When I made these, Splenda Quick Packs were still available. They were a very concentrated powder that was marketed for sweetening Kool-Aid. One packet was equal to 1 full cup of sugar. There was nothing special about the Quick Packs, so just use your favorite non-carb sweetener.

Sugar alcohols will make the popsickles sticky, though, and often produce gastrointestinal problems, so keep that in mind if you're making these for the kiddies. Pick a sweetener that they can tolerate.

To sweeten with a sugar-free syrup, like Davinci or Torani, simply replace some of the water called for in the recipe with the sugar-free syrup. Strawberry syrup would make these super good, but coconut, blueberry, or another complementary flavor would also work well.


Real Strawberry Popsicles

Ingredients:

3 cups frozen strawberries
2-1/4 cups water
sweetener to equal 3/4 cup sugar

Toss the strawberries into the blender with water and sugar substitute. Whirl until smooth, stopping and stirring the mixture a bit, when necessary. Pour into twelve 3-ounce bathroom cups, insert popsicle stick, and freeze until firm.

Once firm, you can store the popsicles together in the freezer. I normally toss them all together into a gallon-sized zip-lock bag.

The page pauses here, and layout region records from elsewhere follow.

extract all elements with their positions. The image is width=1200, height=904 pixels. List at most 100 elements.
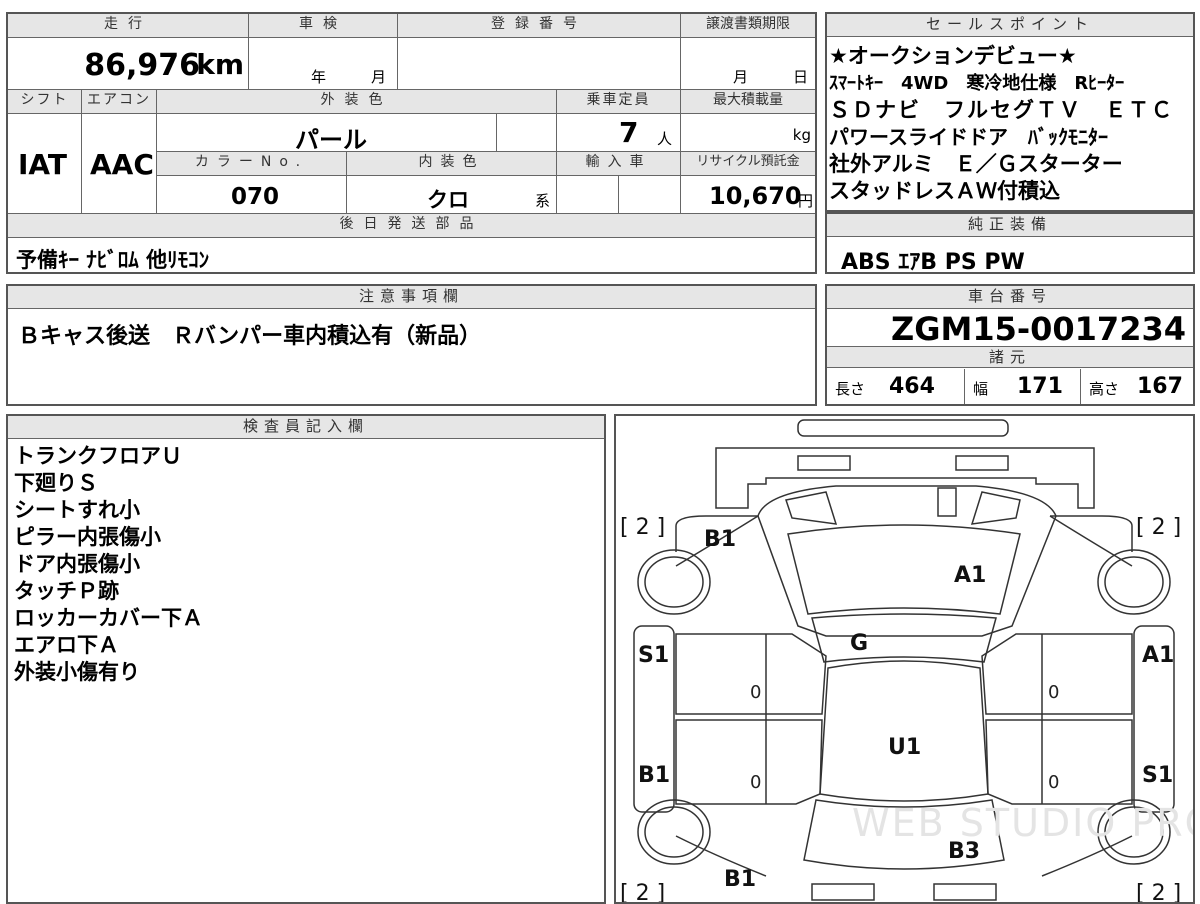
inspector-line: トランクフロアＵ (14, 444, 182, 468)
damage-mark: B1 (704, 527, 736, 552)
registration-label: 登録番号 (398, 14, 681, 38)
later-parts-label: 後日発送部品 (8, 214, 815, 238)
mileage-unit: km (196, 48, 244, 81)
max-load-unit: kg (792, 126, 811, 144)
max-load-label: 最大積載量 (681, 90, 815, 114)
spec-width-value: 171 (1017, 374, 1063, 399)
color-number-label: カラーNo. (157, 152, 347, 176)
transfer-deadline-label: 譲渡書類期限 (681, 14, 815, 38)
specs-row: 長さ 464 幅 171 高さ 167 (827, 369, 1193, 404)
sales-point-box: セールスポイント ★オークションデビュー★ ｽﾏｰﾄｷｰ 4WD 寒冷地仕様 R… (825, 12, 1195, 212)
damage-diagram-box: [ 2 ] [ 2 ] [ 2 ] [ 2 ] B1 A1 G S1 A1 U1… (614, 414, 1195, 904)
capacity-label: 乗車定員 (557, 90, 681, 114)
recycle-fee-unit: 円 (797, 192, 813, 210)
exterior-color-value: パール (295, 126, 367, 154)
import-value-cell-b (619, 176, 681, 214)
spec-width-label: 幅 (973, 380, 989, 398)
sales-line: スタッドレスＡＷ付積込 (829, 179, 1060, 203)
inspector-line: タッチＰ跡 (14, 579, 119, 603)
ac-value: AAC (90, 148, 154, 181)
shift-value: IAT (18, 148, 68, 181)
tire-mark-rear-right: [ 2 ] (1136, 881, 1181, 902)
spec-length-value: 464 (889, 374, 935, 399)
vehicle-info-table: 走行 車検 登録番号 譲渡書類期限 86,976 km 年 月 月 日 シフト … (6, 12, 817, 274)
inspection-value-cell: 年 月 (249, 38, 398, 90)
max-load-value-cell: kg (681, 114, 815, 152)
color-number-value: 070 (231, 184, 280, 210)
damage-mark: A1 (954, 563, 986, 588)
recycle-fee-label: リサイクル預託金 (681, 152, 815, 176)
recycle-fee-value-cell: 10,670 円 (681, 176, 815, 214)
spec-height-value: 167 (1137, 374, 1183, 399)
door-mark: 0 (1048, 772, 1059, 793)
door-mark: 0 (750, 682, 761, 703)
chassis-number-label: 車台番号 (827, 286, 1193, 309)
ac-label: エアコン (82, 90, 157, 114)
spec-height-label: 高さ (1089, 380, 1120, 398)
tire-mark-front-right: [ 2 ] (1136, 515, 1181, 540)
chassis-number-box: 車台番号 ZGM15-0017234 諸元 長さ 464 幅 171 高さ 16… (825, 284, 1195, 406)
damage-mark: G (850, 631, 868, 656)
interior-color-value: クロ (427, 188, 469, 212)
car-diagram: [ 2 ] [ 2 ] [ 2 ] [ 2 ] B1 A1 G S1 A1 U1… (620, 419, 1193, 902)
inspector-notes-lines: トランクフロアＵ 下廻りＳ シートすれ小 ピラー内張傷小 ドア内張傷小 タッチＰ… (8, 439, 604, 686)
spec-length-label: 長さ (835, 380, 866, 398)
inspector-line: ピラー内張傷小 (14, 525, 161, 549)
exterior-color-label: 外装色 (157, 90, 557, 114)
sales-point-lines: ★オークションデビュー★ ｽﾏｰﾄｷｰ 4WD 寒冷地仕様 Rﾋｰﾀｰ ＳＤナビ… (827, 37, 1193, 205)
mileage-value: 86,976 (84, 48, 200, 83)
sales-line: ★オークションデビュー★ (829, 44, 1077, 68)
watermark: WEB STUDIO PRO (852, 801, 1193, 845)
inspector-line: ロッカーカバー下Ａ (14, 606, 203, 630)
damage-mark: B1 (638, 763, 670, 788)
mileage-label: 走行 (8, 14, 249, 38)
exterior-color-extra-cell (497, 114, 557, 152)
registration-value-cell (398, 38, 681, 90)
chassis-number-value: ZGM15-0017234 (891, 310, 1186, 348)
tire-mark-rear-left: [ 2 ] (620, 881, 665, 902)
interior-color-suffix: 系 (535, 192, 551, 210)
standard-equipment-box: 純正装備 ABS ｴｱB PS PW (825, 212, 1195, 275)
inspection-label: 車検 (249, 14, 398, 38)
mileage-value-cell: 86,976 km (8, 38, 249, 90)
color-number-value-cell: 070 (157, 176, 347, 214)
later-parts-value: 予備ｷｰ ﾅﾋﾞﾛﾑ 他ﾘﾓｺﾝ (16, 248, 210, 272)
inspector-line: エアロ下Ａ (14, 633, 119, 657)
sales-line: パワースライドドア ﾊﾞｯｸﾓﾆﾀｰ (829, 125, 1108, 149)
door-mark: 0 (1048, 682, 1059, 703)
tire-mark-front-left: [ 2 ] (620, 515, 665, 540)
sales-point-label: セールスポイント (827, 14, 1193, 37)
door-mark: 0 (750, 772, 761, 793)
damage-mark: A1 (1142, 643, 1174, 668)
inspector-line: ドア内張傷小 (14, 552, 140, 576)
import-label: 輸入車 (557, 152, 681, 176)
exterior-color-value-cell: パール (157, 114, 497, 154)
transfer-day: 日 (793, 68, 809, 86)
inspector-line: 下廻りＳ (14, 471, 98, 495)
inspector-line: 外装小傷有り (14, 660, 140, 684)
standard-equipment-label: 純正装備 (827, 214, 1193, 237)
interior-color-label: 内装色 (347, 152, 557, 176)
inspection-month: 月 (371, 68, 387, 86)
spec-width: 幅 171 (965, 369, 1081, 404)
notes-value: Ｂキャス後送 Ｒバンパー車内積込有（新品） (18, 324, 482, 349)
shift-value-cell: IAT (8, 114, 82, 214)
capacity-value: 7 (619, 116, 639, 149)
sales-line: ＳＤナビ フルセグＴＶ ＥＴＣ (829, 98, 1174, 122)
interior-color-value-cell: クロ 系 (347, 176, 557, 214)
notes-box: 注意事項欄 Ｂキャス後送 Ｒバンパー車内積込有（新品） (6, 284, 817, 406)
specs-label: 諸元 (827, 346, 1193, 368)
sales-line: 社外アルミ Ｅ／Ｇスターター (829, 152, 1123, 176)
recycle-fee-value: 10,670 (709, 182, 802, 210)
damage-mark: U1 (888, 735, 921, 760)
inspector-notes-box: 検査員記入欄 トランクフロアＵ 下廻りＳ シートすれ小 ピラー内張傷小 ドア内張… (6, 414, 606, 904)
transfer-value-cell: 月 日 (681, 38, 815, 90)
damage-mark: S1 (638, 643, 669, 668)
spec-height: 高さ 167 (1081, 369, 1193, 404)
ac-value-cell: AAC (82, 114, 157, 214)
sales-line: ｽﾏｰﾄｷｰ 4WD 寒冷地仕様 Rﾋｰﾀｰ (829, 73, 1125, 94)
capacity-value-cell: 7 人 (557, 114, 681, 152)
transfer-month: 月 (733, 68, 749, 86)
damage-mark: S1 (1142, 763, 1173, 788)
inspector-line: シートすれ小 (14, 498, 140, 522)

Makes 12 popsicles, about 2-1/2 net carbs each

**If you are using fresh strawberries and the mixture comes out too thin to hold the popsickle sticks, you can place the cups on a small cookie sheet or in a metal pan that will fit on a shelf in your freezer. Top with foil that you have pressed down enough to see the outline of the cups. Cut a small slit in the foil directly over the center of each cup, then very carefully insert popsicle stick, making sure it is well balanced and straight. Freeze until firm.